Where is Your Data?

Have you paused to consider where your data is at any given time in your organisation?

All but the smallest of organisations is likely to have notes, CV’s, financial records, personnel records, legal documents and the like, and that is just the stuff in paper form. Throw in electronic records, and you include emails, working documents, client deliverables such as code or documentation, even firewall logs or IT documentation and records.

Now that you have a picture in your head of what exactly might be out there, do you know where it actually is? Any organisation that operates in more than one country, and with the advent of the cloud any small organisation that uses third parties for any of it’s traditionally in house capabilities is very likely to find data in different countries. While this may come as no surprise to some, for many once they have carried out even a rudimentary analysis this is likely to come as a shock.

The problem I feel is that the pervasiveness of technology, and the ability in the modern business to operate without boundaries as result. By this I mean  when, for instance, someone looks at, alters, reviews or saves data of any kind more often than not they have no idea where that data resides. Is it in the server room across the hall, a colocation facility across town or in another continent? Even when the various professions in an organisation are aware of the various compliance and regulatory requirements (Human Resources, Legal etc.), because the location of the storage devices themselves are invisible to them the issue is not even considered.

For instance, a Hiring department in one country may take the personal details of a new hire such as name address and bank account and upload them to a file server in Excel or onto a SharePoint for the Finance department to set up into payroll. The server this data resides on may be in a second country, while the person who updates the financial systems resides in a third country. In many cases this may not be acceptable according to local data protection laws for the storage and access to a given country’s resident data. This is more often the case when one country has significantly greater (or better) privacy laws than another.

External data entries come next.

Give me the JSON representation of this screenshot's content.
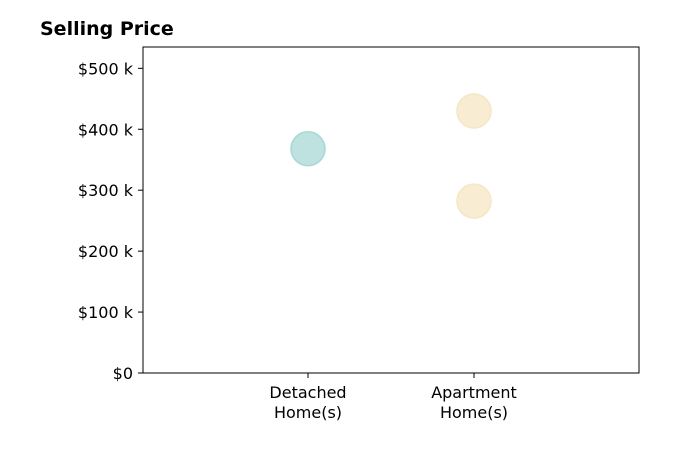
{
  "chart_data": {
    "type": "scatter",
    "title": "Selling Price",
    "xlabel": "",
    "ylabel": "",
    "categories": [
      "Detached\nHome(s)",
      "Apartment\nHome(s)"
    ],
    "ylim": [
      0,
      535000
    ],
    "yticks": [
      {
        "value": 0,
        "label": "$0"
      },
      {
        "value": 100000,
        "label": "$100 k"
      },
      {
        "value": 200000,
        "label": "$200 k"
      },
      {
        "value": 300000,
        "label": "$300 k"
      },
      {
        "value": 400000,
        "label": "$400 k"
      },
      {
        "value": 500000,
        "label": "$500 k"
      }
    ],
    "points": [
      {
        "category": "Detached\nHome(s)",
        "value": 368000,
        "color": "#a8d8d4"
      },
      {
        "category": "Apartment\nHome(s)",
        "value": 430000,
        "color": "#f5e6c4"
      },
      {
        "category": "Apartment\nHome(s)",
        "value": 282000,
        "color": "#f5e6c4"
      }
    ],
    "grid": false,
    "legend": "none"
  }
}
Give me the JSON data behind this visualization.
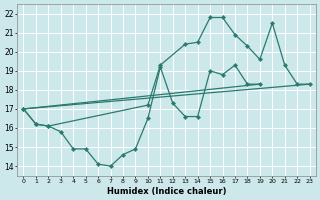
{
  "background_color": "#cce8ea",
  "grid_color": "#ffffff",
  "line_color": "#2a7a6e",
  "xlabel": "Humidex (Indice chaleur)",
  "xlim": [
    -0.5,
    23.5
  ],
  "ylim": [
    13.5,
    22.5
  ],
  "ytick_values": [
    14,
    15,
    16,
    17,
    18,
    19,
    20,
    21,
    22
  ],
  "series1_x": [
    0,
    1,
    2,
    3,
    4,
    5,
    6,
    7,
    8,
    9,
    10,
    11,
    12,
    13,
    14,
    15,
    16,
    17,
    18,
    19
  ],
  "series1_y": [
    17.0,
    16.2,
    16.1,
    15.8,
    14.9,
    14.9,
    14.1,
    14.0,
    14.6,
    14.9,
    16.5,
    19.2,
    17.3,
    16.6,
    16.6,
    19.0,
    18.8,
    19.3,
    18.3,
    18.3
  ],
  "series2_x": [
    0,
    1,
    2,
    10,
    11,
    13,
    14,
    15,
    16,
    17,
    18,
    19,
    20,
    21,
    22,
    23
  ],
  "series2_y": [
    17.0,
    16.2,
    16.1,
    17.2,
    19.3,
    20.4,
    20.5,
    21.8,
    21.8,
    20.9,
    20.3,
    19.6,
    21.5,
    19.3,
    18.3,
    18.3
  ],
  "line1_x": [
    0,
    19
  ],
  "line1_y": [
    17.0,
    18.3
  ],
  "line2_x": [
    0,
    23
  ],
  "line2_y": [
    17.0,
    18.3
  ]
}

The solution to this is two fold, one legal and one common sense:

Legally, agreements can be put in place; these can include well known standards that can be adopted between reciprocal countries. Perhaps the most well known is the Safe Harbor Privacy Principles. This is a set of seven principles that allow for the streamlined compliance of US companies to the EU Directive 95/46/EC and was developed by the US Department of Commerce in consultation with the EC. There have however been concerns raised about the efficacy of this approach, but it still remains a common and well known one nonetheless.

Another legal approach, and one that appears to be be more commonly adopted in recent years is that of Binding Corporate Rules. Developed by the European Union Article 29 Working Party it is wider in scope than Safe Harbor as it applies to any country that may want to exchange or store data from an EU country. Both of these examples (and other alternatives) do require a lot of work to effectively adopt, the latter especially, and should not be entered into lightly. More often than not third parties/consultants will need to be employed to bring the very specialist skills required.

The second solution, and one in reality that should be taken in conjunction with the legal approach, is that of awareness. This is awareness on behalf of the organisation as to where it’s information and data is stored, and also awareness of the individuals who are managing and posting this data to the various locations required. IT moves faster than ever, and the location of your data store may well move with it. These individual teams will need to engage with IT and the CIO and become firm stakeholders during any kind of IT infrastructure upgrade and bring their specialist knowledge to the table. And the company will of course need to commission an international data location map!

The alternative unfortunately is a knock on the door from the Data Commissioners Office (or equivalent from outside of the UK) and a potentially heavy fine and the related embarrassing media frenzy. That is going to cost significantly more money than that cheap hosting deal in India.